Once the dataset is prepared and augmented, the next step in the training process is to start training. The training hyperparameters are chosen through the spec file. More information about these hyperparameters can be found in the respective model section below. After the first training phase, users evaluate the model against a test set to see how the model works on the data it has never seen before. Once the model is deemed accurate, the next step is model pruning. If accuracy is not as expected, then the user might have to tune some hyperparameters and re-train. Training is a very iterative process, so you might have to try a few times before converging on the right model.

In model pruning, TAO will algorithmically remove neurons from the neural network which does not contribute significantly to the overall accuracy. Model pruning is only supported on CV models, so if you are training a Conv AI model, you can skip this step and go directly to model export. The model pruning step will inadvertently reduce the accuracy of the model. So after pruning, the next step is to re-train the model on the same dataset to recover the lost accuracy. After re-train, the user will evaluate the model on the same test set. If the accuracy is back to what was before pruning, then the user can move to the model export step. At this point, the user feels confident in accuracy of the model as well as inference performance. The exported model will be in ‘.etlt’ format which can be deployed directly on any NVIDIA GPU using DeepStream and TensorRT. In the export step, users can optionally generate an INT8 calibration cache that quantizes the floating-point weights to integer. Running inference at INT8 precision can provide more than 2x performance over FP16 or FP32 precision without sacrificing the accuracy of the model. To learn more about model export and deployment, see the Exporting the model and Deploying to DeepStream sections for different object detection models.

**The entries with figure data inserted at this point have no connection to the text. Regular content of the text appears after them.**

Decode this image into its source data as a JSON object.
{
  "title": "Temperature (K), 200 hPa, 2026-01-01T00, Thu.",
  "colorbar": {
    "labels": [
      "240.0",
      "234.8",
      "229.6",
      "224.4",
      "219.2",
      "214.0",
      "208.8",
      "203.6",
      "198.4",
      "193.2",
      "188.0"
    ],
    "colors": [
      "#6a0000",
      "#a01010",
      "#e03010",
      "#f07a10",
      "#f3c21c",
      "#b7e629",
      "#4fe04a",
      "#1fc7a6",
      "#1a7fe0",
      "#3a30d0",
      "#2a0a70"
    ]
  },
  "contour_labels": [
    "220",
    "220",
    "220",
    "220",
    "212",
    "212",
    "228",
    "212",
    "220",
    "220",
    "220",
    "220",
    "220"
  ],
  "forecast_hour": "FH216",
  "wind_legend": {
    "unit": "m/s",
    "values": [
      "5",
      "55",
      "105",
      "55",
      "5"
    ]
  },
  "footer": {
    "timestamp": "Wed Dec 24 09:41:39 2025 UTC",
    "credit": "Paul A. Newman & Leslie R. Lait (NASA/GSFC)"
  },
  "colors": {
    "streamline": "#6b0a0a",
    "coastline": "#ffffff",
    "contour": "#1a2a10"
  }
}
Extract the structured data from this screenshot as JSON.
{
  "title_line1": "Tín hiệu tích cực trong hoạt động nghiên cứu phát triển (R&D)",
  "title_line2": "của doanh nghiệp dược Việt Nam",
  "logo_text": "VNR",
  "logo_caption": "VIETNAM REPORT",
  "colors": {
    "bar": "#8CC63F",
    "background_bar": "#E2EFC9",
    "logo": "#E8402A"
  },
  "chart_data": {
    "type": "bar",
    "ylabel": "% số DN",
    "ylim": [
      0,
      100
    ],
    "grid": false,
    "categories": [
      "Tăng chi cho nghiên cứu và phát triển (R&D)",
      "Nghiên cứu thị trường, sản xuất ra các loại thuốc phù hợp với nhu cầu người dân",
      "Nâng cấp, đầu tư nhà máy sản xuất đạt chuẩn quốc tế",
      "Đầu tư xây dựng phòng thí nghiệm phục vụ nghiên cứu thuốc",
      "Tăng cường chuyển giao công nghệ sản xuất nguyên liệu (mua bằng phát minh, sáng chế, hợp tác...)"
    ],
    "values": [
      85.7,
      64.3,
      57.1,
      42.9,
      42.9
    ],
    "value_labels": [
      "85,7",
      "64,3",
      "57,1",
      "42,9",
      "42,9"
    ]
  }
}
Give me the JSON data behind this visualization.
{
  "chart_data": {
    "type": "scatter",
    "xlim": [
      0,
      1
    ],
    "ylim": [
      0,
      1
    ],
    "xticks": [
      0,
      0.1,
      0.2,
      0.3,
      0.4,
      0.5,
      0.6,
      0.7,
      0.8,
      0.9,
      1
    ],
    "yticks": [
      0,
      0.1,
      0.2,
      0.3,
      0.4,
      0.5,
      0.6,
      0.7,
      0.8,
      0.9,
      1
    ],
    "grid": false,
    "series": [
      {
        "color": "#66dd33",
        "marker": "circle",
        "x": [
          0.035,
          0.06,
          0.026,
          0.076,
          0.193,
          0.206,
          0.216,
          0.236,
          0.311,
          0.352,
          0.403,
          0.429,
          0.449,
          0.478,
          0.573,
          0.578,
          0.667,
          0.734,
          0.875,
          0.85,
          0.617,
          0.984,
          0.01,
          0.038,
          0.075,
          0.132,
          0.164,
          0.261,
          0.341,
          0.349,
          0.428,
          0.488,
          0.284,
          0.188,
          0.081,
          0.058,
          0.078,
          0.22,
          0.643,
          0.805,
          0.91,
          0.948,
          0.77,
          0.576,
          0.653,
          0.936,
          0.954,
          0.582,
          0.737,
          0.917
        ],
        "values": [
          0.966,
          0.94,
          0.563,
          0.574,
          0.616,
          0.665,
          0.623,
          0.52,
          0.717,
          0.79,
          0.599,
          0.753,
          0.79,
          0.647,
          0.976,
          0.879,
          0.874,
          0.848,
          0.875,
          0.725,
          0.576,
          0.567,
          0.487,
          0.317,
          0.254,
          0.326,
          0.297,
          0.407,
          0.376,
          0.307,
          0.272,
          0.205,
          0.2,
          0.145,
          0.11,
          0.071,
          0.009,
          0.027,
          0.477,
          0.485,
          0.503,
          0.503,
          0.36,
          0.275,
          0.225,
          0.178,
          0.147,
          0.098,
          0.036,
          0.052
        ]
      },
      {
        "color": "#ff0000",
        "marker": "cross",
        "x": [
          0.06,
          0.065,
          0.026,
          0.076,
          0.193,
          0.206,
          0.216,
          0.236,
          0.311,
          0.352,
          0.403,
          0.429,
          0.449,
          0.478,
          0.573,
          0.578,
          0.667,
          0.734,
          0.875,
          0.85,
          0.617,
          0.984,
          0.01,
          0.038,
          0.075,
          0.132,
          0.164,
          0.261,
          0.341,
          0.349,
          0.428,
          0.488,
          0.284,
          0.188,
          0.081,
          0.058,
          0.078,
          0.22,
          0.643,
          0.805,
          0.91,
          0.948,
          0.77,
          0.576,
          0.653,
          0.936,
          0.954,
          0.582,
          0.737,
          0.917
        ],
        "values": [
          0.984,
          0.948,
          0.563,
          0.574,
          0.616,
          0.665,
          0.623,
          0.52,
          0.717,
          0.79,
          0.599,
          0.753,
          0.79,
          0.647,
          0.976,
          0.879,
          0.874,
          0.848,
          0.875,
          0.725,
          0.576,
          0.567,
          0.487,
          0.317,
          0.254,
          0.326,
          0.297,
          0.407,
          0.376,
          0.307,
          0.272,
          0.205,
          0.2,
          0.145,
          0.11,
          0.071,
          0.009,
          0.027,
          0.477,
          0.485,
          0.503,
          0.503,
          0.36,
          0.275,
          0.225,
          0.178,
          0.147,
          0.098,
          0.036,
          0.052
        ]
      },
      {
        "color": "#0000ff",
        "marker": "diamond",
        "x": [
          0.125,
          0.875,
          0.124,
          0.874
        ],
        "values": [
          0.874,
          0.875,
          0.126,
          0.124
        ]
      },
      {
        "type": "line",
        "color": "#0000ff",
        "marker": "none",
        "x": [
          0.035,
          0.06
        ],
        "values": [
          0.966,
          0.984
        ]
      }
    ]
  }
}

Once exported, any computer vision model in TAO may be deployed to a TensorRT optimized engine using the TAO converter. You may refer to this section for more information about the TAO converter and the TensorRT version matrix.

## TAO Conversational AI Workflow Overview

TAO ConvAI workflow is very similar to TAO computer vision workflow shown in last section, except that pruning is not available for ConvAI at this time and the retraining has a specific command called finetune.

The export of ConvAI is also slightly different: users can choose to export .riva file, which can be deployed to Riva. Or export .eonnx file, which can be used by command infer_onnx. Currently, exporting a ConvAI model to TensorRT engine file is not supported.